Che ore sono?, pensò.
Scivolò via delicatamente dall'abbraccio bollente di Christian e prese il telefono che era sul comò, dalla parte opposta della stanza per vedere l'ora.
03:18. È passata solo un'ora, si disse. E insieme ai ricordi della serata passata a bere, venne anche la consapevolezza di quello che era successo dopo aver bevuto.
Cazzo! Ho baciato Christian!! Si insultò mentalmente e rimase in mezzo alla stanza, mentre era ancora semi ubriaca, a massaggiarsi le tempie in un gesto nervoso, cercando di capire cosa avrebbe dovuto fare ora.
Vado a dormire sul divano di sotto.
E mentre prendeva ai piedi del letto il plaid con cui si erano coperti per vedere il film, vide la bottiglia di tequila ancora sul comodino vicino al letto di Christian.

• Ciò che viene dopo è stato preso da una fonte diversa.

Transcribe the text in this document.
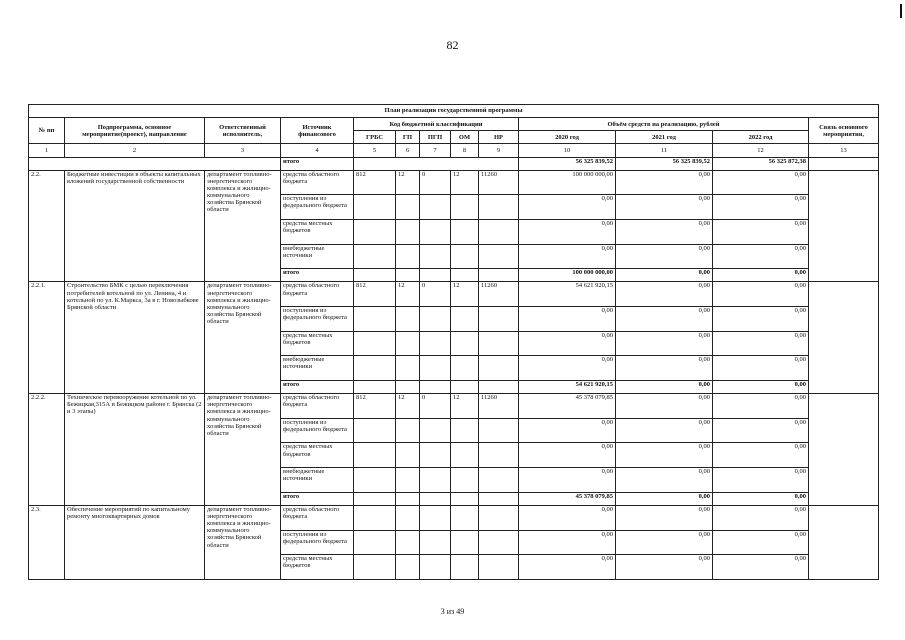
82
План реализации государственной программы												
№ пп	Подпрограмма, основное мероприятие(проект), направление	Ответственный исполнитель,	Источник финансового	Код бюджетной классификации					Объём средств на реализацию, рублей			Связь основного мероприятия,
				ГРБС	ГП	ПГП	ОМ	НР	2020 год	2021 год	2022 год	
1	2	3	4	5	6	7	8	9	10	11	12	13
			итого						56 325 839,52	56 325 839,52	56 325 872,38	
2.2.	Бюджетные инвестиции в объекты капитальных вложений государственной собственности	департамент топливно-энергетического комплекса и жилищно-коммунального хозяйства Брянской области	средства областного бюджета	812	12	0	12	11260	100 000 000,00	0,00	0,00	
			поступления из федерального бюджета						0,00	0,00	0,00	
			средства местных бюджетов						0,00	0,00	0,00	
			внебюджетные источники						0,00	0,00	0,00	
			итого						100 000 000,00	0,00	0,00	
2.2.1.	Строительство БМК с целью переключения потребителей котельной по ул. Ленина, 4 и котельной по ул. К.Маркса, 3а в г. Новозыбкове Брянской области	департамент топливно-энергетического комплекса и жилищно-коммунального хозяйства Брянской области	средства областного бюджета	812	12	0	12	11260	54 621 920,15	0,00	0,00	
			поступления из федерального бюджета						0,00	0,00	0,00	
			средства местных бюджетов						0,00	0,00	0,00	
			внебюджетные источники						0,00	0,00	0,00	
			итого						54 621 920,15	0,00	0,00	
2.2.2.	Техническое перевооружение котельной по ул. Бежицкая,315А в Бежицком районе г. Брянска (2 и 3 этапы)	департамент топливно-энергетического комплекса и жилищно-коммунального хозяйства Брянской области	средства областного бюджета	812	12	0	12	11260	45 378 079,85	0,00	0,00	
			поступления из федерального бюджета						0,00	0,00	0,00	
			средства местных бюджетов						0,00	0,00	0,00	
			внебюджетные источники						0,00	0,00	0,00	
			итого						45 378 079,85	0,00	0,00	
2.3.	Обеспечение мероприятий по капитальному ремонту многоквартирных домов	департамент топливно-энергетического комплекса и жилищно-коммунального хозяйства Брянской области	средства областного бюджета						0,00	0,00	0,00	
			поступления из федерального бюджета						0,00	0,00	0,00	
			средства местных бюджетов						0,00	0,00	0,00	
3 из 49
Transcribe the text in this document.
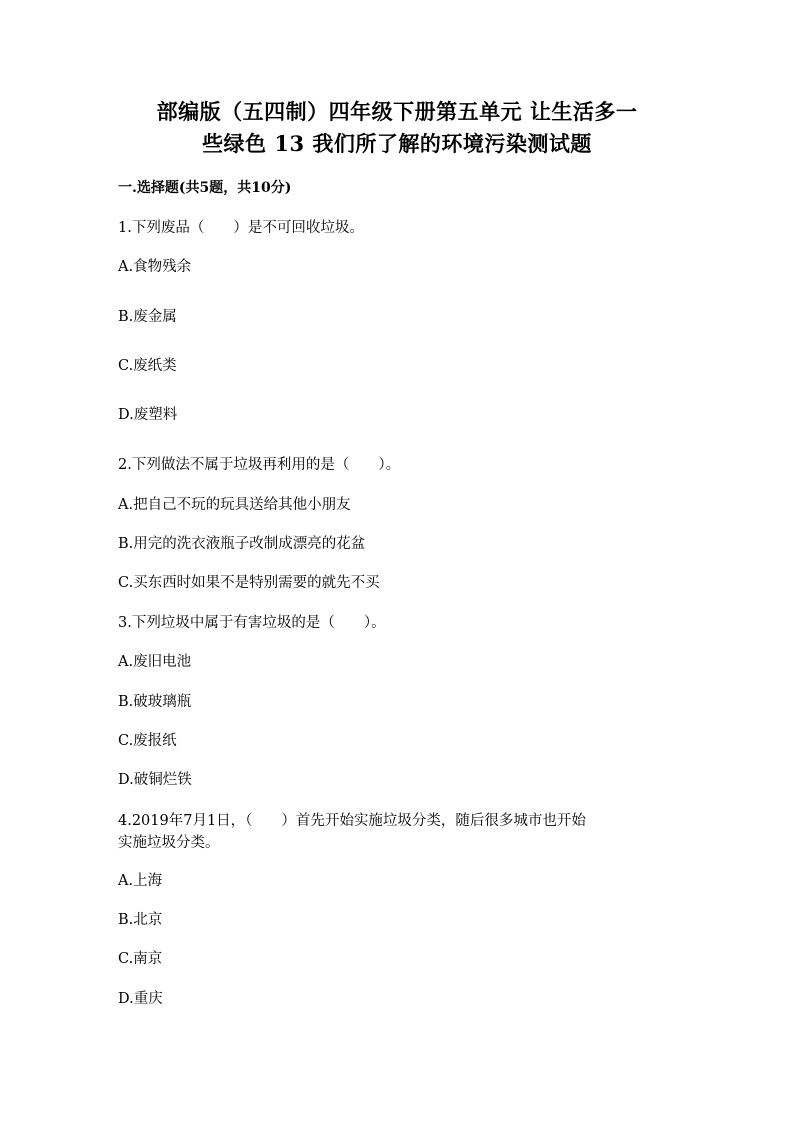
部编版（五四制）四年级下册第五单元 让生活多一
些绿色 13 我们所了解的环境污染测试题
一.选择题(共5题，共10分)
1.下列废品（　　）是不可回收垃圾。
A.食物残余
B.废金属
C.废纸类
D.废塑料
2.下列做法不属于垃圾再利用的是（　　）。
A.把自己不玩的玩具送给其他小朋友
B.用完的洗衣液瓶子改制成漂亮的花盆
C.买东西时如果不是特别需要的就先不买
3.下列垃圾中属于有害垃圾的是（　　）。
A.废旧电池
B.破玻璃瓶
C.废报纸
D.破铜烂铁
4.2019年7月1日，（　　）首先开始实施垃圾分类，随后很多城市也开始
实施垃圾分类。
A.上海
B.北京
C.南京
D.重庆
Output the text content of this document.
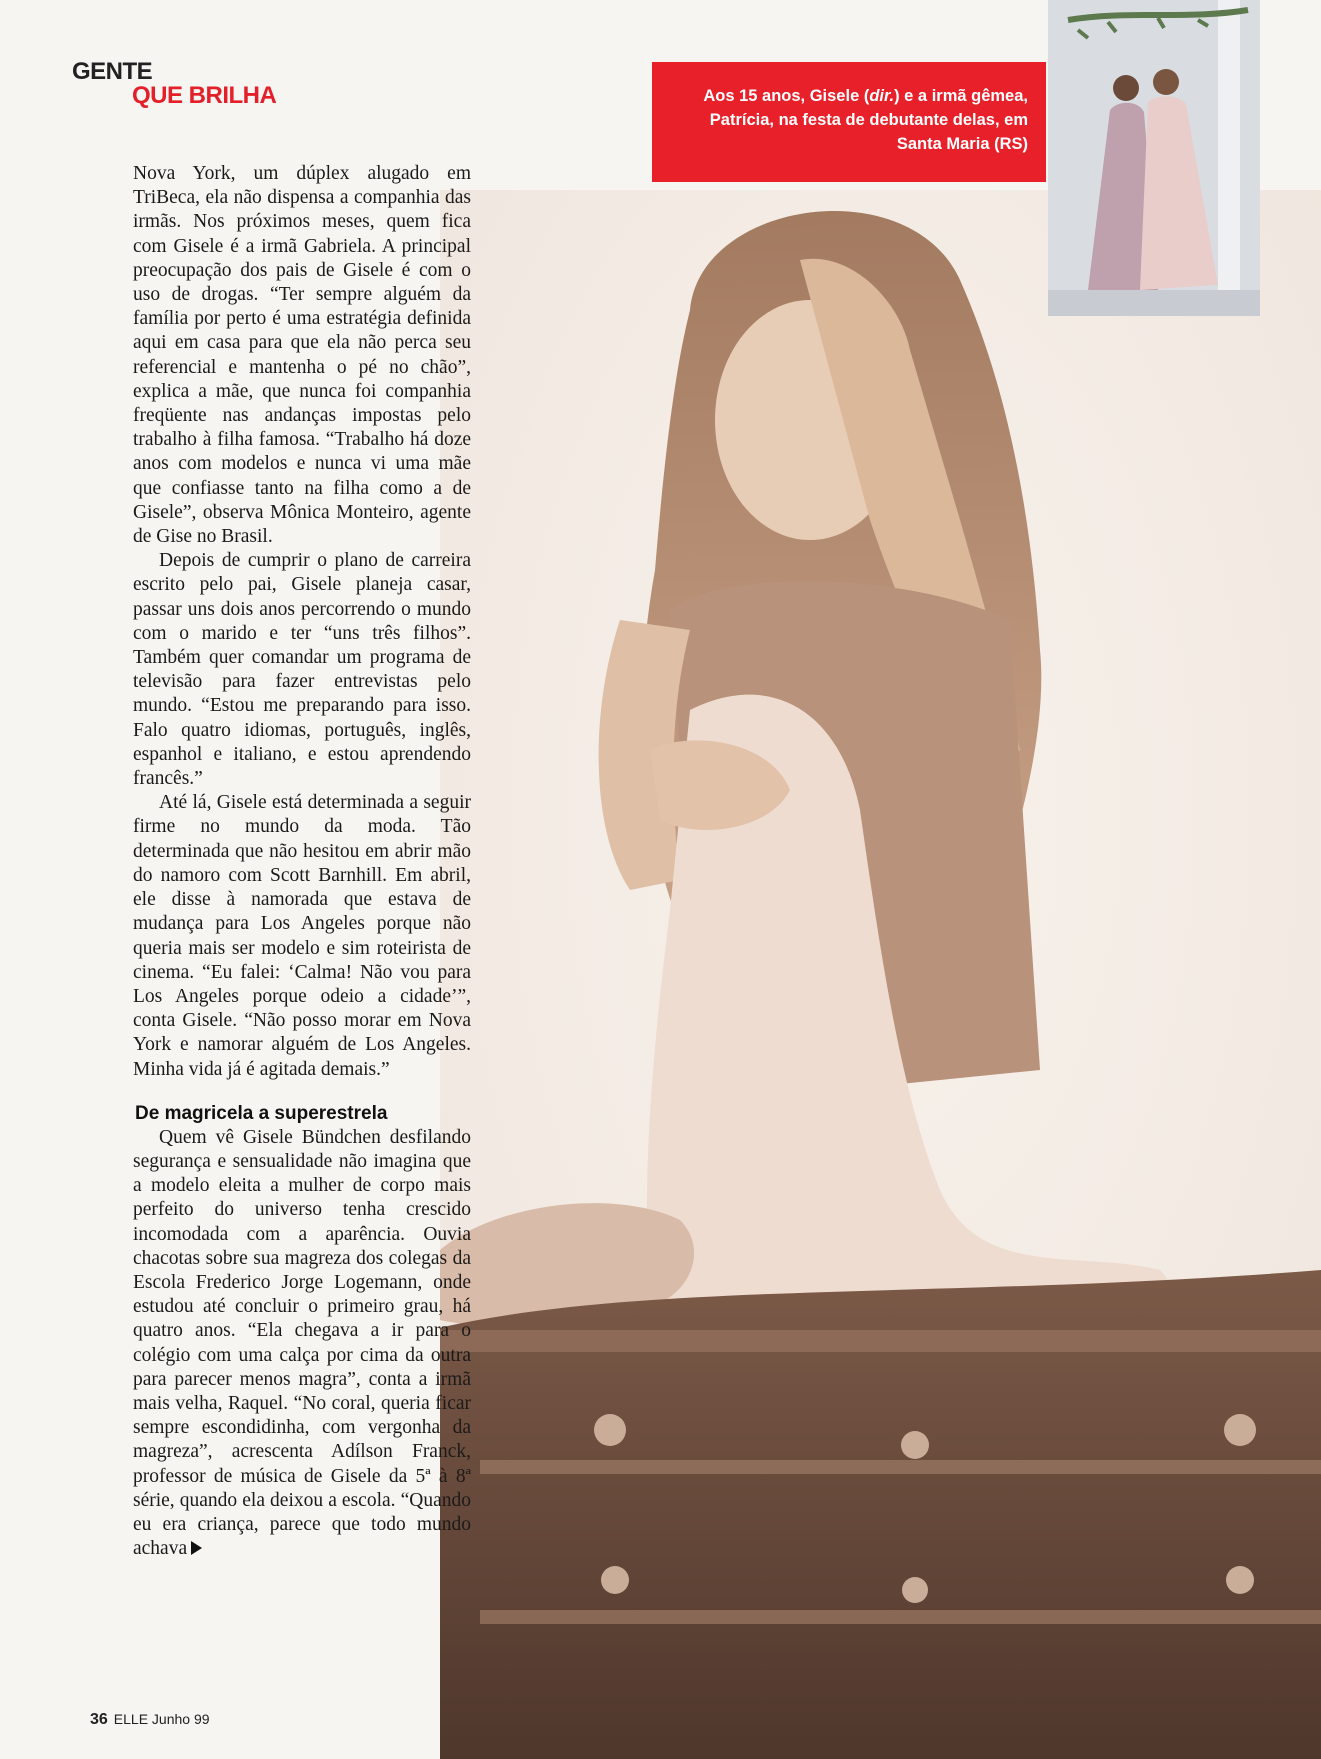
GENTE
QUE BRILHA	Aos 15 anos, Gisele (dir.) e a irmã gêmea, Patrícia, na festa de debutante delas, em Santa Maria (RS)

Nova York, um dúplex alugado em TriBeca, ela não dispensa a companhia das irmãs. Nos próximos meses, quem fica com Gisele é a irmã Gabriela. A principal preocupação dos pais de Gisele é com o uso de drogas. “Ter sempre alguém da família por perto é uma estratégia definida aqui em casa para que ela não perca seu referencial e mantenha o pé no chão”, explica a mãe, que nunca foi companhia freqüente nas andanças impostas pelo trabalho à filha famosa. “Trabalho há doze anos com modelos e nunca vi uma mãe que confiasse tanto na filha como a de Gisele”, observa Mônica Monteiro, agente de Gise no Brasil.

Depois de cumprir o plano de carreira escrito pelo pai, Gisele planeja casar, passar uns dois anos percorrendo o mundo com o marido e ter “uns três filhos”. Também quer comandar um programa de televisão para fazer entrevistas pelo mundo. “Estou me preparando para isso. Falo quatro idiomas, português, inglês, espanhol e italiano, e estou aprendendo francês.”

Até lá, Gisele está determinada a seguir firme no mundo da moda. Tão determinada que não hesitou em abrir mão do namoro com Scott Barnhill. Em abril, ele disse à namorada que estava de mudança para Los Angeles porque não queria mais ser modelo e sim roteirista de cinema. “Eu falei: ‘Calma! Não vou para Los Angeles porque odeio a cidade’”, conta Gisele. “Não posso morar em Nova York e namorar alguém de Los Angeles. Minha vida já é agitada demais.”

De magricela a superestrela

Quem vê Gisele Bündchen desfilando segurança e sensualidade não imagina que a modelo eleita a mulher de corpo mais perfeito do universo tenha crescido incomodada com a aparência. Ouvia chacotas sobre sua magreza dos colegas da Escola Frederico Jorge Logemann, onde estudou até concluir o primeiro grau, há quatro anos. “Ela chegava a ir para o colégio com uma calça por cima da outra para parecer menos magra”, conta a irmã mais velha, Raquel. “No coral, queria ficar sempre escondidinha, com vergonha da magreza”, acrescenta Adílson Franck, professor de música de Gisele da 5ª à 8ª série, quando ela deixou a escola. “Quando eu era criança, parece que todo mundo achava

36 ELLE Junho 99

Come sempre quando è notte, ogni minimo suono è amplificato dal silenzio, e mentre Arya prendeva la bottiglia, il vetro strusciò lievemente sul legno del comodino.
Arya trattenne il fiato.
Se si sveglia è finita! Dormi ti prego!
E come era tipico del suo migliore amico, non si svegliò e continuò a respirare con lo stesso ritmo incessante.
Arya scese le scale e si accomodò sul divano ampio. Era un divano a cinque posti componibile e dotato di una fantastica penisola.

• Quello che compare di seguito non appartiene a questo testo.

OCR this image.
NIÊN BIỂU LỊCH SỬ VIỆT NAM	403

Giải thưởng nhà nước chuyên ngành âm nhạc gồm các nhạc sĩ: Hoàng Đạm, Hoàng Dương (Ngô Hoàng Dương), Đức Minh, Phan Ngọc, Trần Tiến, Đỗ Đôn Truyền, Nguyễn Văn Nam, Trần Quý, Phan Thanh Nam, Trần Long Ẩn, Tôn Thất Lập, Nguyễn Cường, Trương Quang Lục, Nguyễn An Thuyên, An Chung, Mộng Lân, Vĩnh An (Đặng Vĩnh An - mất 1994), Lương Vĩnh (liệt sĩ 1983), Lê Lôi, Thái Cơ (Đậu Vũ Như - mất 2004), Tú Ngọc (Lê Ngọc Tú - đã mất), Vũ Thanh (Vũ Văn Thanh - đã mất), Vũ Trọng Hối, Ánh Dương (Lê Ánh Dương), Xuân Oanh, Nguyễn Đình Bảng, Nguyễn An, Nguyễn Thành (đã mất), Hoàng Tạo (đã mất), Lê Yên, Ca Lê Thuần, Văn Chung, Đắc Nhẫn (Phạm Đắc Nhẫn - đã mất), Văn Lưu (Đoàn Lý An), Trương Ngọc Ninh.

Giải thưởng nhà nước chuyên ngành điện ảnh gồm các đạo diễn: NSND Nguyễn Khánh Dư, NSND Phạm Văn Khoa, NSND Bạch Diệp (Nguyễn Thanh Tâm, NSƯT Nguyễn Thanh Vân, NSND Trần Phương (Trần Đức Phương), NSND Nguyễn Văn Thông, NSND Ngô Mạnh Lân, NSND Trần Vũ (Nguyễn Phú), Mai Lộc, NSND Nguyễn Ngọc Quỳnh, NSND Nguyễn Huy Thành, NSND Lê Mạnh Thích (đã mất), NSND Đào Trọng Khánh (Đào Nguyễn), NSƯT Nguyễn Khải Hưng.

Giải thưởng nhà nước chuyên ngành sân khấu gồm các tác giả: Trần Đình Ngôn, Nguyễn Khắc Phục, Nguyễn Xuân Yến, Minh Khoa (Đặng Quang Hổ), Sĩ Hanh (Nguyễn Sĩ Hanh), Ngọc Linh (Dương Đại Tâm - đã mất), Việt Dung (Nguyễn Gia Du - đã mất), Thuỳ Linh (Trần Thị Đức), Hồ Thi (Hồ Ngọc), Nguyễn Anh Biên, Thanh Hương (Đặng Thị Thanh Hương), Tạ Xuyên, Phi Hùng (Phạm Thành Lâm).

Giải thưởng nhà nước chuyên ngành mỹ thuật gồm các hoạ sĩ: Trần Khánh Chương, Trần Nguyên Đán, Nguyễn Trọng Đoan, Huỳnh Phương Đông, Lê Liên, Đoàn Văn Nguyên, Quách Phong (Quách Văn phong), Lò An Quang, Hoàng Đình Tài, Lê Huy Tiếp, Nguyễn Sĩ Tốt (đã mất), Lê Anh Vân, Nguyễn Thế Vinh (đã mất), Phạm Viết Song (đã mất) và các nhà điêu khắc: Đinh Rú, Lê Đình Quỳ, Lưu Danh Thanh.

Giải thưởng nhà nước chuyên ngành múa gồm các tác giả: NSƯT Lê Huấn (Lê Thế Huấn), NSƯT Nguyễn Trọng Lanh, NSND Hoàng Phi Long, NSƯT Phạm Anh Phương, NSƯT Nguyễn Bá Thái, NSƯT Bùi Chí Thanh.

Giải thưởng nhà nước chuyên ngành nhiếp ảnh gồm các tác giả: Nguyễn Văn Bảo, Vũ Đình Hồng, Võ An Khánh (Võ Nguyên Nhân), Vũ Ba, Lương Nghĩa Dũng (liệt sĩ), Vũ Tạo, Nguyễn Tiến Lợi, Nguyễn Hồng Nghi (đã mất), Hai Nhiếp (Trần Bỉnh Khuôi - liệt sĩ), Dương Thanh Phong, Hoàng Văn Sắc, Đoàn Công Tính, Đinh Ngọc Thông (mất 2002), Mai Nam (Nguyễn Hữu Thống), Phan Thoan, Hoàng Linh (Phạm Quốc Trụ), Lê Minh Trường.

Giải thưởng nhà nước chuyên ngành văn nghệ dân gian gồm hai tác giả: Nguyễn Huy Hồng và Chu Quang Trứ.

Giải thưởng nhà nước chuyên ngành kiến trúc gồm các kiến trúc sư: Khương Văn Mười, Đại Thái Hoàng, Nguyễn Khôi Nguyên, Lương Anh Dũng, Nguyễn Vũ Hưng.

Non dovette nemmeno accucciarsi da quanto era ampio.
Prese la coperta e si sdraiò, e afferrò la bottiglia dal pavimento. Prese un lungo sorso.

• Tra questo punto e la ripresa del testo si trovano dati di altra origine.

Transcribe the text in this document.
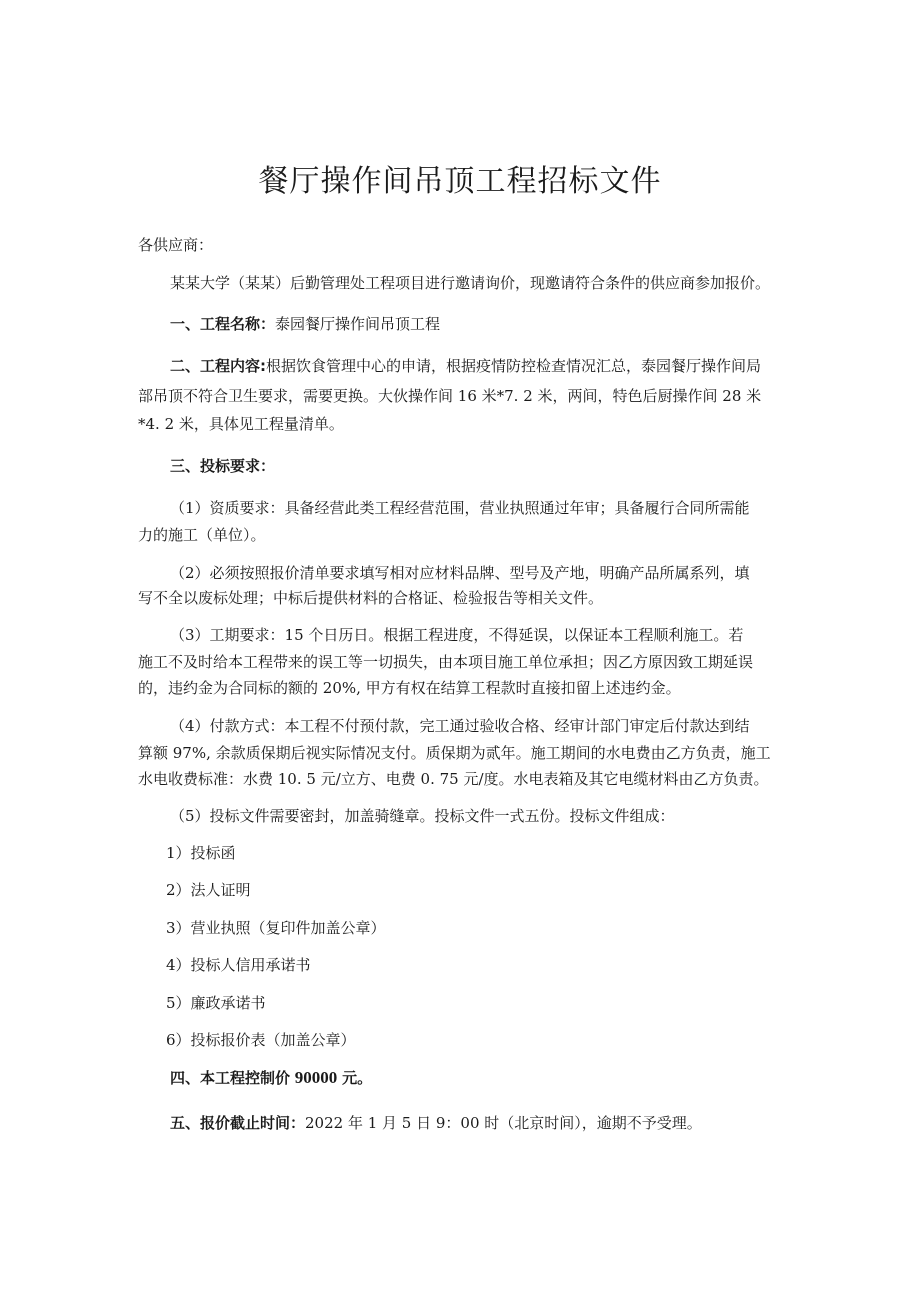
餐厅操作间吊顶工程招标文件
各供应商：
某某大学（某某）后勤管理处工程项目进行邀请询价，现邀请符合条件的供应商参加报价。
一、工程名称：泰园餐厅操作间吊顶工程
二、工程内容:根据饮食管理中心的申请，根据疫情防控检查情况汇总，泰园餐厅操作间局
部吊顶不符合卫生要求，需要更换。大伙操作间 16 米*7. 2 米，两间，特色后厨操作间 28 米
*4. 2 米，具体见工程量清单。
三、投标要求：
（1）资质要求：具备经营此类工程经营范围，营业执照通过年审；具备履行合同所需能
力的施工（单位）。
（2）必须按照报价清单要求填写相对应材料品牌、型号及产地，明确产品所属系列，填
写不全以废标处理；中标后提供材料的合格证、检验报告等相关文件。
（3）工期要求：15 个日历日。根据工程进度，不得延误，以保证本工程顺利施工。若
施工不及时给本工程带来的误工等一切损失，由本项目施工单位承担；因乙方原因致工期延误
的，违约金为合同标的额的 20%, 甲方有权在结算工程款时直接扣留上述违约金。
（4）付款方式：本工程不付预付款，完工通过验收合格、经审计部门审定后付款达到结
算额 97%, 余款质保期后视实际情况支付。质保期为贰年。施工期间的水电费由乙方负责，施工
水电收费标准：水费 10. 5 元/立方、电费 0. 75 元/度。水电表箱及其它电缆材料由乙方负责。
（5）投标文件需要密封，加盖骑缝章。投标文件一式五份。投标文件组成：
1）投标函
2）法人证明
3）营业执照（复印件加盖公章）
4）投标人信用承诺书
5）廉政承诺书
6）投标报价表（加盖公章）
四、本工程控制价 90000 元。
五、报价截止时间：2022 年 1 月 5 日 9：00 时（北京时间），逾期不予受理。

Bleah, è caldo! Disse facendo una smorfia.
Ingoiò tutto d'un fiato, e chiuse gli occhi.
La testa le girava ancora, dato che non era passata più di un ora dal suo ultimo bicchiere, e le idee le si erano confuse ancora di più.
Decise che bere un altro po' forse le avrebbe schiarito la mente, ma così non fu. La aiutò solo a non pensarci. E ogni sorso amaro che le bruciava la gola la aiutava a non pensare a quello che era successo tra lei e Christian.
Tutto d'un tratto si rese conto che doveva essere molto tardi. La sua mente era annebbiata, ma decise comunque di tornare a casa.
Si tolse la coperta, attraversò l'ampio salone e uscì sul vialetto.
L'aria era afosa esattamente come all'interno, se non di più, e camminò il più velocemente possibile verso casa sua. La testa le girava, o forse era il mondo a girare intorno a lei. Mentre avanzava verso il portone di casa sua, le siepi che separavano la sua villetta bifamiliare con quella di Christian iniziarono a piegarsi sempre più verso destra. La testa le girava e considerò che forse non era stata una bella idea bere.
Mentre cercava di aprire il portone, si aggrappò per non cadere. La mano aveva trovato un appiglio stabile sul lato del portone, dove si trovavano i citofoni.
Arya cercò disperatamente di aprire la porta, ma era chiusa. Si tastò le tasche e si rese conto di indossare solo la maglietta da basket di Christian.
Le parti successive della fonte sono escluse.